Tour d’horizon dans les pays Européens – Témoignages
Portugal
Rogerio Silva (Secrétaire Général Fiequimetal CGTP)
« Il est intéressant de voir la situation du Portugal avant et après l’arrivée de la troïka au Portugal. La dette du pays, par rapport au PIB, a explosé après l’arrivée de la Troïka dans le pays. Dés le début de la crise, la consommation a commencé à chuter.
Les Portugais souffrent. Le pays est devenu très dépendant des fi nancements extérieurs. 75 milliards d’euros ont été prêtés au Portugal, dont les intérêts représenteront 38 milliards d’euros. La situation portugaise est fortement liée à l’augmentation du chômage (1,3 million de chômeurs réels sur 4,3 millions d’actifs) et à la baisse de la consommation interne (les salaires ont baissé de 30% dans le secteur manufacturier). Toutes les grandes augmentations de salaires ont été obtenues grâce à de grandes luttes. Il n’y a pas de création d’emplois au Portugal. Il est impossible de créer de l’emploi en détruisant l’industrie. Le secteur des services de l’automobile est en totale déconfiture… Chaque jour des garages ou des concessions ferment. En même temps, les grandes multinationales qui interviennent au Portugal ont augmenté leurs profits. »
Belgique
Michael Venturi (MWB FGTB)
« Nous venons de vivre 4 années de crise en raison de la crise du capitalisme qui est partie de la bulle financière des Sub-primes. Le sauvetage des banques par les Etats a lourdement endetté les comptes publics de ces pays. Les grandes entreprises ne sont que très peu taxées et continuent à faire d’énormes bénéfices. Pour exemple, ARCELORMITTAL a fait 2,2 milliards d’euros de bénéfices et n’a payé que 586 euros d’impôts. Toutes ces exonérations coutent à l’Etat belge 6 milliards d’euros par an.

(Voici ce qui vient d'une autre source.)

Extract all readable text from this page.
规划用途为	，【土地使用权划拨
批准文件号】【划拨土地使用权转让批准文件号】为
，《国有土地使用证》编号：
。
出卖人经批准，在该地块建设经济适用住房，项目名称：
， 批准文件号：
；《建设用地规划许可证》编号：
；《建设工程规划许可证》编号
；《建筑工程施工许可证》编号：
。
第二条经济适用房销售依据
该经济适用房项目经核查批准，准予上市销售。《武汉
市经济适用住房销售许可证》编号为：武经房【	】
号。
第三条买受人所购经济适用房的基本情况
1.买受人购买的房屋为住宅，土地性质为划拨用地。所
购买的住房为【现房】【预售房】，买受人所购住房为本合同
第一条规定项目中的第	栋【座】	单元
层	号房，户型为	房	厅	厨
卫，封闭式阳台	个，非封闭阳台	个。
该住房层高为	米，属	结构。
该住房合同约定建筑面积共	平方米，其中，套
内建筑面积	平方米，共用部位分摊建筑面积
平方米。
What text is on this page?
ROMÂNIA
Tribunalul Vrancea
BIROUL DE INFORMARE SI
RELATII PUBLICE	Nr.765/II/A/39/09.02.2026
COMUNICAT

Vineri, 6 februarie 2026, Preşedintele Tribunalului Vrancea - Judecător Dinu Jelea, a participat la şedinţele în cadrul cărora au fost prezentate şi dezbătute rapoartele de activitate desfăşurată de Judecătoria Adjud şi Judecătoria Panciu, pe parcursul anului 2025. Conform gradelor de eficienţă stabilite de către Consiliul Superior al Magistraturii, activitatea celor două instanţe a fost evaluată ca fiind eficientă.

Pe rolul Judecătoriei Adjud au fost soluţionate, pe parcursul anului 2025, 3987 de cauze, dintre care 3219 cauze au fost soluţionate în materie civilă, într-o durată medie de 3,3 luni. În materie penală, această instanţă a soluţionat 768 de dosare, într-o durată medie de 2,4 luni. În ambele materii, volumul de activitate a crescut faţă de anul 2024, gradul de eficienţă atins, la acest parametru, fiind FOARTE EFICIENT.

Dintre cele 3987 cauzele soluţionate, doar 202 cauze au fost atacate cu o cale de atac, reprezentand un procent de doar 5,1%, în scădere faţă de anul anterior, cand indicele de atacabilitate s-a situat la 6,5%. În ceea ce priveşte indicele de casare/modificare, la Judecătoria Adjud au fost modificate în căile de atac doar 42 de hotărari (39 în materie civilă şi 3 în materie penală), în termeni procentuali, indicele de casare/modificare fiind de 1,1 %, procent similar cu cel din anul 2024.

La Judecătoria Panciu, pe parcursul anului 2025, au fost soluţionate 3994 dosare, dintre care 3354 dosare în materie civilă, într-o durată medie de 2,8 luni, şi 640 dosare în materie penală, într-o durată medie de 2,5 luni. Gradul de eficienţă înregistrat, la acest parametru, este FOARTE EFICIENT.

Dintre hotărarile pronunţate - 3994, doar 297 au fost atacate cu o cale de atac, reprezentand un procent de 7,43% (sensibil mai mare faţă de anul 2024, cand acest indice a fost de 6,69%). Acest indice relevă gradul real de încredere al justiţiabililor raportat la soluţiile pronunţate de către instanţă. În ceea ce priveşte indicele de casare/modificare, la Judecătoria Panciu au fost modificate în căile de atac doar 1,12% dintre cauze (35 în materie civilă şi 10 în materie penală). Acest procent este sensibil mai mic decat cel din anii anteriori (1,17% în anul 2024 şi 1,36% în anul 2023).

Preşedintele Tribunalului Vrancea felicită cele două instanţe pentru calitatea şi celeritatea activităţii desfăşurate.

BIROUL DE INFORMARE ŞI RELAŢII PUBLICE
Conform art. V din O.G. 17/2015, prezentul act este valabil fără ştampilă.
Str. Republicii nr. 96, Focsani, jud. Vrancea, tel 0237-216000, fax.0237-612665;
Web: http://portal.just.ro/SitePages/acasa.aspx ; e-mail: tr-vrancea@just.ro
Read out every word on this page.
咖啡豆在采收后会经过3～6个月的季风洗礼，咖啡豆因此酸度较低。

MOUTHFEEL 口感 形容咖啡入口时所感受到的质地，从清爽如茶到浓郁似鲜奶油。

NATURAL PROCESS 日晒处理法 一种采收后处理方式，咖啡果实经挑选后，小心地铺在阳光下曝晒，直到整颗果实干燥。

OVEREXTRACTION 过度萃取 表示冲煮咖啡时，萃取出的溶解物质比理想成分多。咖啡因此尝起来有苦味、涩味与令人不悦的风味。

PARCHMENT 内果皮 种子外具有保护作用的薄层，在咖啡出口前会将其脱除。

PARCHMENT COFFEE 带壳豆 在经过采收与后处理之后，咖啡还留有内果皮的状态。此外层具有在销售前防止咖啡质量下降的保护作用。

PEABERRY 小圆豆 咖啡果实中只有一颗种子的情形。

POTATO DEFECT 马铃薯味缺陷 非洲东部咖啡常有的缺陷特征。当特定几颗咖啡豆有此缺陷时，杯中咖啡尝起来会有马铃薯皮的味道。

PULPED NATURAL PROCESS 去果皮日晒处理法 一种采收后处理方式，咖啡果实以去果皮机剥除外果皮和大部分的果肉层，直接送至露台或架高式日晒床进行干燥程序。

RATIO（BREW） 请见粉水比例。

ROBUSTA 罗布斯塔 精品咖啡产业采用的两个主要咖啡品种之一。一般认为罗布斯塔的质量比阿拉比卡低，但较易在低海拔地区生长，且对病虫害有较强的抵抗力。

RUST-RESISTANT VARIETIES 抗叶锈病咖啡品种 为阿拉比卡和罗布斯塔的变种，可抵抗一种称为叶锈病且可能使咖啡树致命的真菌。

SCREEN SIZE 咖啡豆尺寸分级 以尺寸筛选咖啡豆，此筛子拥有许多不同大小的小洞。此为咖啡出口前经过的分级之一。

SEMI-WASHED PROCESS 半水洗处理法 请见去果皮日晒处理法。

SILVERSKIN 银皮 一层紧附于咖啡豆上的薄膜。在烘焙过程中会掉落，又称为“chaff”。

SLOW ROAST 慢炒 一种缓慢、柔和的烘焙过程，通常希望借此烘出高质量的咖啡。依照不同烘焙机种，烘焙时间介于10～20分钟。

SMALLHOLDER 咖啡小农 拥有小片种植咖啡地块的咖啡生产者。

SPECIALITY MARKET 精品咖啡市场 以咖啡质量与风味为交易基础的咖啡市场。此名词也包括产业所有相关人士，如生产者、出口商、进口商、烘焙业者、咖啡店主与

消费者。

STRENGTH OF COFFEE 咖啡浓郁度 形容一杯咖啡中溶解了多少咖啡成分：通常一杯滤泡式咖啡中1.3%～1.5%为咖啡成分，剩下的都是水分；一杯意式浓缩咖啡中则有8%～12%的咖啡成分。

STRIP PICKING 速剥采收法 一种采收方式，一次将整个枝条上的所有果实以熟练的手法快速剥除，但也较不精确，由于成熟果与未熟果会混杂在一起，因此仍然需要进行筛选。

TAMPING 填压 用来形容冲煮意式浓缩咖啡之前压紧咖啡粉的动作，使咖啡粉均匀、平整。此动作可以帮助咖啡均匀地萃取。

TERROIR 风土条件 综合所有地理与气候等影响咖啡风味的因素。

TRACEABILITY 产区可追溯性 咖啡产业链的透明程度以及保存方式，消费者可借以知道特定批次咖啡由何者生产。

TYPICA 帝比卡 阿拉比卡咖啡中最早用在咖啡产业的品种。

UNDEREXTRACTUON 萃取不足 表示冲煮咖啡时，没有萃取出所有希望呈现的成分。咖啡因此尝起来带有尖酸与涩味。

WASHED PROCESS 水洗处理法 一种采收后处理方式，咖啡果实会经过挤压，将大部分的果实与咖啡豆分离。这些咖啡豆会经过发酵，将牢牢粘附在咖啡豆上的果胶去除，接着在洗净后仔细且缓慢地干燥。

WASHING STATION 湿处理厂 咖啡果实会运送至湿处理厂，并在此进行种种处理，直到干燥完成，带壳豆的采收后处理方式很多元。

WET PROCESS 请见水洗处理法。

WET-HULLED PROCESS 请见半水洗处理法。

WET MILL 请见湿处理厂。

Le renflouement des banques a coûté aux contribuables belges 340 milliards d’euros, soit un an de PIB ! Le taux d’endettement du pays, qui était de 93% au début de la crise en 2007, est aujourd’hui à près de 100%. Le chômage a augmenté et se situe aujourd’hui à 8,3% de la population active (4% en Flandres et 12% en Wallonie). Actuellement, 200 millions d’européens n’ont plus les moyens de consommer et c’est ce qui plombe les débouchés malgré des salaires soi-disant élevés. Donc les salaires ne sont pas un problème pour les exportations. La rentabilité de l’entreprise continue d’augmenter. On assiste, dans le même temps, à des destructions d’emplois, à une productivité en hausse et la diminution de la part des salaires dans la valeur ajoutée. Pour la première fois en 2013, le gouvernement ne veut pas rendre obligatoire l’augmentation des salaires en fonction de l’inflation (système d’indexation des salaires), ce qui représenterait une augmentation générale des salaires de 0,3% dans le pays. Les budgets de l’Etat ont été diminués de 11 milliards d’euros. On veut désormais raccourcir le versement des allocations chômage et les rendre dégressives. La flexibilité a été augmentée. Le volant des heures supplémentaires a été porté à 180 heures annuelles et leur utilisation par l’employeur ne nécessite pas l’avis des syndicats. Les résultats nets sont en constante progression et les dividendes versés aux actionnaires également. Le nombre de millionnaires en Belgique est passé de 67 000 à 72 000 en un an ! »
Italie
Sabina Petrucci (FIOM CGIL)
« C’est la 5e année de crise. Le PIB a perdu 2,5%. Le taux de chômage offi ciel est de 11,1%. Mais il est réellement beaucoup plus élevé. Le taux de chômage des jeunes est de 38,7% et près de 58% dans le sud de l’Italie. Il y a 3,5 millions de précaires. La consommation a baissé de 3% l’année dernière. La dette du PIB représente aujourd’hui 125% du PIB et les taux d’intérêts sont à 6%. 9 à 10 milliards de personnes vivent dans la pauvreté. 5 lois d’austérité ont été adoptées dans les 16 derniers mois afin d’appliquer les mesures d’austérité européennes et économiser 100 milliards d’euros. Le taux de taxation sur les salaires est de 47%. Les salaires des fonctionnaires ont été gelés pendant 4 ans. La TVA a augmenté de 2 points. Une réforme du marché du travail a libéralisé les licenciements et les a rendus moins chers pour les employeurs.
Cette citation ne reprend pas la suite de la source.